I’ve made these waffles in both a Belgian waffle maker and a standard maker. Les and I decided we like the standard waffles best. If you don’t have a waffle maker, use the lesser amount of oil and make the recipe as pancakes, as suggested on the King Arthur website.


Topping Ingredients

Extra virgin olive oil

1/2 cup chopped red onion

1/4 cup chopped green bell pepper

1 small jalapeno, diced and divided* (see notes)

1 1/2 cups leftover cooked beans* (I used leftover black beans plus Bojangles’ takeout beans)

1/2 cup cherry tomatoes, halved

Juice of 1/2 lime

Handful fresh cilantro for garnish

1/4 cup heavy whipping cream

1/4 tsp. ground chipotle powder


*Notes

Maybe you don’t have this exact amount of leftover beans staring at you from the fridge?

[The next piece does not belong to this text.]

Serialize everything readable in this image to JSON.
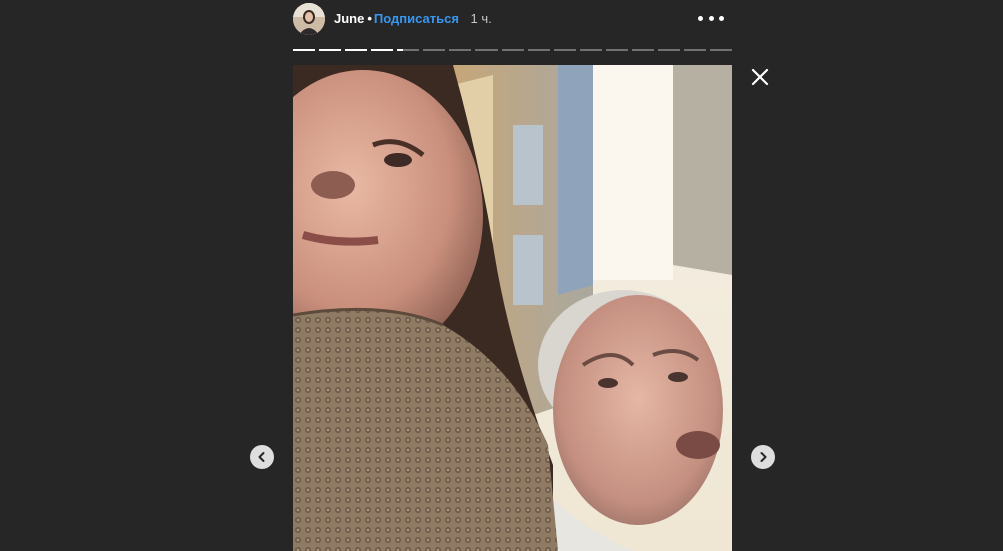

I get it. This is what I used because it was what I had. If you’re starting from scratch, any kind of canned beans would be suitable here, and you’ll need about a can and a half. Pinto beans would be closest to my leftover recipe, and I’d suggest do not drain or rinse them. The can liquid would be very similar to the leftover takeout beans I used.

We love spicy things in our house, but obviously you can simply omit the jalapeno if it isn’t your thing. I divided the total amount listed, using half in the waffles and the rest in the topping.

I recommend getting your waffles in order first, because the topping comes together quickly while they are baking in the iron. No waffle iron? Go get one. Just kidding—use the King Arthur recipe I suggested, which is technically designed for pancakes that would be every bit as wonderful in this kind of recipe. And then tomorrow, go get a waffle iron—I’ll give you plenty of reasons to love having one. 😊


Instructions for the topping


  1. Heat a small non-stick skillet over medium heat. Add olive oil and sauté the onions and peppers until softened and slightly translucent.
  2. Add the cooked beans and give the whole thing a quick stir to combine. If it seems dry, add some broth or tomato sauce to compensate.
  3. Slice and season the cherry tomatoes and toss them on top. Cover the pan and simmer over low heat to give the flavors time to mix.
  4. Use a hand mixer or whisk to whip the cream until it is soft and pillowy. You never want to push whipped cream too far (they call that butter), because once it gets to the “chunky” appearance, you cannot rein it back in. Sprinkle in chipotle, paprika or cumin and whisk gently to distribute it.
  5. When your waffles or pancakes are ready, spoon the bean mixture over the top and sprinkle with cilantro leaves. Dollop the whipped cream on top and dinner is served.
The savory chipotle whipped cream melted and oozed through the toppings, creating the most scrumptious sauce.